Bouteflika octroie la PJ militaire à la sécurité de l’armée
Le Conseil des ministres tenu mercredi a examiné et approuvé un avant-projet de loi portant la mise en place d’une Cour militaire d’appel, en conformité avec l’instauration du deuxième degré de juridiction en matière pénale, l’exclusion des compétences de la Justice militaire, des infractions à la sûreté de l’Etat commises par des civils, pour les confier aux compétences des juridictions civiles de droit commun, et l’octroi de la qualité d’officiers de Police judiciaire militaire aux officiers de la sécurité de l’Armée.
Le chef de l’Etat, Abdelaziz Bouteflika a procédé à la signature de la LF 2017 approuvée par les deux chambres du Parlement ainsi que des décisions portant fin de fonctions à des responsables supérieurs de l’Etat.
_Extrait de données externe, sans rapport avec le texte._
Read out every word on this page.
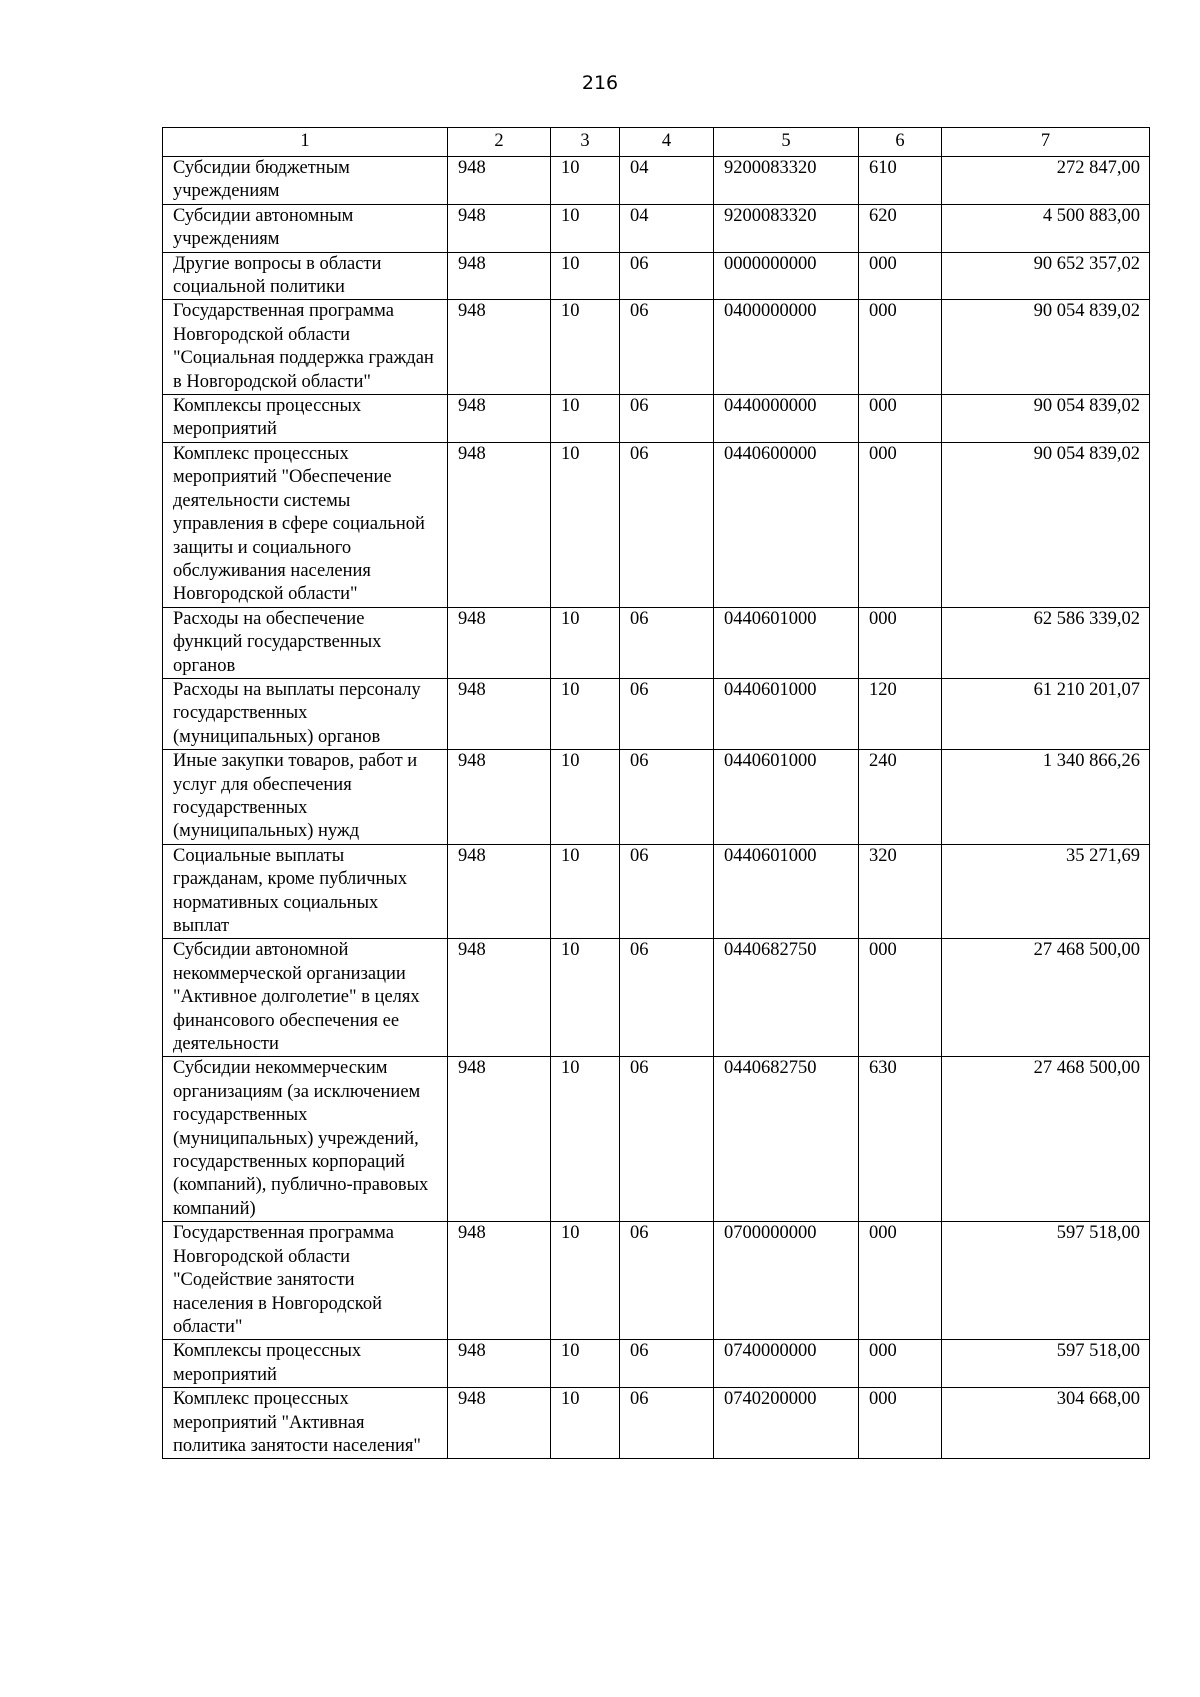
216
1	2	3	4	5	6	7
Субсидии бюджетным учреждениям	948	10	04	9200083320	610	272 847,00
Субсидии автономным учреждениям	948	10	04	9200083320	620	4 500 883,00
Другие вопросы в области социальной политики	948	10	06	0000000000	000	90 652 357,02
Государственная программа Новгородской области "Социальная поддержка граждан в Новгородской области"	948	10	06	0400000000	000	90 054 839,02
Комплексы процессных мероприятий	948	10	06	0440000000	000	90 054 839,02
Комплекс процессных мероприятий "Обеспечение деятельности системы управления в сфере социальной защиты и социального обслуживания населения Новгородской области"	948	10	06	0440600000	000	90 054 839,02
Расходы на обеспечение функций государственных органов	948	10	06	0440601000	000	62 586 339,02
Расходы на выплаты персоналу государственных (муниципальных) органов	948	10	06	0440601000	120	61 210 201,07
Иные закупки товаров, работ и услуг для обеспечения государственных (муниципальных) нужд	948	10	06	0440601000	240	1 340 866,26
Социальные выплаты гражданам, кроме публичных нормативных социальных выплат	948	10	06	0440601000	320	35 271,69
Субсидии автономной некоммерческой организации "Активное долголетие" в целях финансового обеспечения ее деятельности	948	10	06	0440682750	000	27 468 500,00
Субсидии некоммерческим организациям (за исключением государственных (муниципальных) учреждений, государственных корпораций (компаний), публично-правовых компаний)	948	10	06	0440682750	630	27 468 500,00
Государственная программа Новгородской области "Содействие занятости населения в Новгородской области"	948	10	06	0700000000	000	597 518,00
Комплексы процессных мероприятий	948	10	06	0740000000	000	597 518,00
Комплекс процессных мероприятий "Активная политика занятости населения"	948	10	06	0740200000	000	304 668,00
Le Conseil des ministres présidé par le président Bouteflika a examiné plusieurs projets de lois, en l’occurrence ceux relatifs au secteur de la justice.
Pour rappel, en septembre 2013, le chef de l’Etat a signé le décret portant dissolution du service central de la police judiciaire du Département de renseignement et de la sécurité (DRS).
Le Conseil des ministres a examiné et approuvé un avant-projet de loi portant amendement du Code de procédure pénale.
Le texte précise que nul ne peut être poursuivi, jugé ou puni deux fois, à raison des mêmes faits, et que l’autorité judiciaire veille durant toute la procédure à la protection des droits des justiciables.
Le Conseil des ministres a également approuvé un amendement portant instauration d’un tribunal criminel d’appel au niveau de chaque Cour de justice.
Le président Bouteflika a saisi l’occasion pour inviter le gouvernement à poursuivre la mise en œuvre des dispositions de la Constitution révisée au début de cette année, en matière de promotion et de garantie des droits et libertés des citoyens.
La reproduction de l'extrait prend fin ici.